Sakaria Johannes
The recent directive by the Ministry of Health and Social Services requiring government employees to seek treatment in public hospitals has generated considerable public debate. At the heart of the discussion lies a tension between equality and efficiency. Some civil servants argue that, as contributors to the state machinery and providers of essential services, they deserve priority or differentiated healthcare access. Others maintain that public institutions should serve all citizens equally, without hidden hierarchies. This policy can be meaningfully examined through the philosophical framework of Frantz Fanon, particularly his concept of the “zone of being” and the “zone of non-being”.
In The Wretched of the Earth, Fanon describes colonial society as divided into two spaces: the “zone of being”, occupied by those recognised as fully human and entitled to rights and dignity, and the “zone of non-being”, where the marginalised endure neglect and structural exclusion. Although Fanon wrote within a colonial racial context, his framework remains useful in analysing contemporary institutional inequalities. Access to quality healthcare often becomes a marker of who occupies a privileged space within society. If government employees previously accessed faster or better medical services, formally or informally, they may have occupied a functional “zone of being” within the healthcare system, while ordinary citizens facing long queues and medicine shortages remained in a “zone of non-being”. By directing government employees into the same public hospitals under the same conditions as everyone else, the state symbolically attempts to collapse this divide and affirm that all Namibians are equal before public services.
From an equality perspective, this initiative carries strong moral weight.

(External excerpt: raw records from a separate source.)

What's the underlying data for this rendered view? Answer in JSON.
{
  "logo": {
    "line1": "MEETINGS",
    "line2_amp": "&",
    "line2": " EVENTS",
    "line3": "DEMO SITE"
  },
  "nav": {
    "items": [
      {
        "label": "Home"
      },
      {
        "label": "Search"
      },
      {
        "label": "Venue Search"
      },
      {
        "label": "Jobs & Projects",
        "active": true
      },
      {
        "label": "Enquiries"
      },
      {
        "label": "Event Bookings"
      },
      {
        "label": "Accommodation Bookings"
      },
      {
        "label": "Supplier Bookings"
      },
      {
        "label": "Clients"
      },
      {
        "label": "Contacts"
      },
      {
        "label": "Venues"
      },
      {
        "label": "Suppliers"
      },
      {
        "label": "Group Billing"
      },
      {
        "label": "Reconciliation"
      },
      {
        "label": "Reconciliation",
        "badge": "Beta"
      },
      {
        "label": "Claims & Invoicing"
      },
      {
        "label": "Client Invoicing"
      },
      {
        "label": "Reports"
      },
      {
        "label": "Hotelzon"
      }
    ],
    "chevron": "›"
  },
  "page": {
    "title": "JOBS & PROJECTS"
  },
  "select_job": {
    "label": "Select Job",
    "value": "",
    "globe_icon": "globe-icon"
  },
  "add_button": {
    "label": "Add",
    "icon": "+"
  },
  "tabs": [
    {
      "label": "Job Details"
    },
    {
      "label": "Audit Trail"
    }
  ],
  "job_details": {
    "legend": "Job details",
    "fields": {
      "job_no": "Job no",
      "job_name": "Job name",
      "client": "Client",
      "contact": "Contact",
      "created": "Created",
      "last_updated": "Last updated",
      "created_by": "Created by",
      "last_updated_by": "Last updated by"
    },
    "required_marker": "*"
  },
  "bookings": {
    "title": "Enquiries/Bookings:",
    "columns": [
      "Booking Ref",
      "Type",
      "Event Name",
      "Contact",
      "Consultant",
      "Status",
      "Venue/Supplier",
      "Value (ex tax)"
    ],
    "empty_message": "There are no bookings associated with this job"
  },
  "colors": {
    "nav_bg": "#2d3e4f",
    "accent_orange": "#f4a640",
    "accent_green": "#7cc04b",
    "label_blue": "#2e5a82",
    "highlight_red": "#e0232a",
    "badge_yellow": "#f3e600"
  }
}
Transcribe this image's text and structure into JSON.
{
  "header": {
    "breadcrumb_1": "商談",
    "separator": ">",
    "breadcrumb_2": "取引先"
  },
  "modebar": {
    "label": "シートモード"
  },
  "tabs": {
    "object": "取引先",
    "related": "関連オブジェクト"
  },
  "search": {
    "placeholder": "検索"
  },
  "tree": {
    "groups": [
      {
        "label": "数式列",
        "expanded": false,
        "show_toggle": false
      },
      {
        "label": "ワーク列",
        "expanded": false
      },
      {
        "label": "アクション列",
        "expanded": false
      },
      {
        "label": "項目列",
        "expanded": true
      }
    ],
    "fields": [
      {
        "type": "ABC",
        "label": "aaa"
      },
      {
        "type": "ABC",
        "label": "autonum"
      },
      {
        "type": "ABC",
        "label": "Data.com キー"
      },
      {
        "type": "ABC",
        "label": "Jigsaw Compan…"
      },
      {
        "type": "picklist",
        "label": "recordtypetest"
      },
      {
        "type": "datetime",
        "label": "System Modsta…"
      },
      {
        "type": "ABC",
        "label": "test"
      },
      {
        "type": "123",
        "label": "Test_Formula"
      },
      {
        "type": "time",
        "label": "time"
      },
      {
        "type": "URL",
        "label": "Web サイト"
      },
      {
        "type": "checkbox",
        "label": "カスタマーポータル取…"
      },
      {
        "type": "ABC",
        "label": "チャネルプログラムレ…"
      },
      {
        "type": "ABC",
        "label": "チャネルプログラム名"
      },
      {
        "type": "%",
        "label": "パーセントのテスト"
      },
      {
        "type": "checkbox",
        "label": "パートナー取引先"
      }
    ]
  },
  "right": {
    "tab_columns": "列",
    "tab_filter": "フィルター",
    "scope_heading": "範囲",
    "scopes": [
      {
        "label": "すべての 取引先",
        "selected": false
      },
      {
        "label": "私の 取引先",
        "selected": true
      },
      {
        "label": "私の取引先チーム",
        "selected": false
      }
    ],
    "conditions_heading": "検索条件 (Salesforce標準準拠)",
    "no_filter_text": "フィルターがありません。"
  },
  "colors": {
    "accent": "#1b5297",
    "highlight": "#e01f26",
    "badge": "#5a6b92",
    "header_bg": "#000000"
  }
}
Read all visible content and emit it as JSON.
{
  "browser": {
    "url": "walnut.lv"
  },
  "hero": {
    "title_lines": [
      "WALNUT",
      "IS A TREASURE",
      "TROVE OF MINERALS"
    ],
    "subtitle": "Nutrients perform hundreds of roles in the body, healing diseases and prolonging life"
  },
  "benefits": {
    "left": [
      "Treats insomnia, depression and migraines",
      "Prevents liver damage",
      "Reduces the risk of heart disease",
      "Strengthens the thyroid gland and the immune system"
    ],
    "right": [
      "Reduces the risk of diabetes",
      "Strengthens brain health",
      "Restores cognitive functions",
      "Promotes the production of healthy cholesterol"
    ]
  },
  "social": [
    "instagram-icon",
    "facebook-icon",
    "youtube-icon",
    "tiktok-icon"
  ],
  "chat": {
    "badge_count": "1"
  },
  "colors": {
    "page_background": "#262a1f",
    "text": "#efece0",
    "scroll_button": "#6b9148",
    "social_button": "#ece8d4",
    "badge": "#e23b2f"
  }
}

When policymakers, teachers, nurses, police officers, and administrators rely on the same healthcare facilities as the broader public, they directly experience the strengths and weaknesses of the system. Shared experience can generate accountability. It may create political pressure to improve infrastructure, staffing levels, and medicine supply chains. In this sense, the policy could foster national solidarity and reinforce constitutional ideals of fairness. Through a Fanonian lens, it appears as an effort to dismantle internal hierarchies within a postcolonial state and to affirm the dignity of all citizens equally.
However, equality within a strained system does not automatically produce efficiency. Public hospitals already struggle with long lines, staff shortages, limited infrastructure, and slow service delivery. Integrating thousands of additional government employees into an already overburdened system may increase patient volumes without a corresponding increase in capacity. If no additional doctors, nurses, administrative systems, or medicine supplies accompany this directive, waiting times could grow longer. Civil servants may spend entire days in queues, which could disrupt operations in schools, ministries, and other public offices. Teachers absent from classrooms and administrators missing from their posts due to extended hospital visits could indirectly affect service delivery across the country. In attempting to create equality in healthcare access, the state may inadvertently shift inefficiencies into other sectors.
The issue of medicine availability presents another concern. If shortages stem from procurement delays, logistical inefficiencies, budget limitations, or weak distribution systems, increasing demand without reforming supply chains may exacerbate scarcity. More patients competing for limited stocks could result in faster depletion and increased frustration among all citizens. The policy itself does not directly address structural problems in pharmaceutical procurement or inventory management. Without systemic reform, equality of access may translate into equality of shortage rather than equality of quality.
This raises a deeper question: are we solving one problem while creating another? The initiative is commendable in its pursuit of equity. It challenges the perception that certain groups deserve superior treatment in public institutions and attempts to erase symbolic divisions reminiscent of Fanon’s “zone of being” and “zone of non-being”. Yet equality must be accompanied by capacity expansion. Without increased investment in healthcare infrastructure, human resources, digital systems, and supply chain management, the reform risks deepening frustration across society. True transformation requires both moral commitment and practical implementation.
Ultimately, the directive represents a powerful statement about fairness and shared citizenship. It reinforces the idea that no Namibian should stand above another in accessing public healthcare. However, its success will depend not merely on who stands in the same lines but on whether those lines are shortened through meaningful reform. If equality is paired with investment and efficiency, the policy could strengthen both healthcare and national unity. If not, it may expose systemic weaknesses more sharply and amplify pressures across the public sector. The challenge, therefore, is not simply to merge zones but to improve the conditions within them.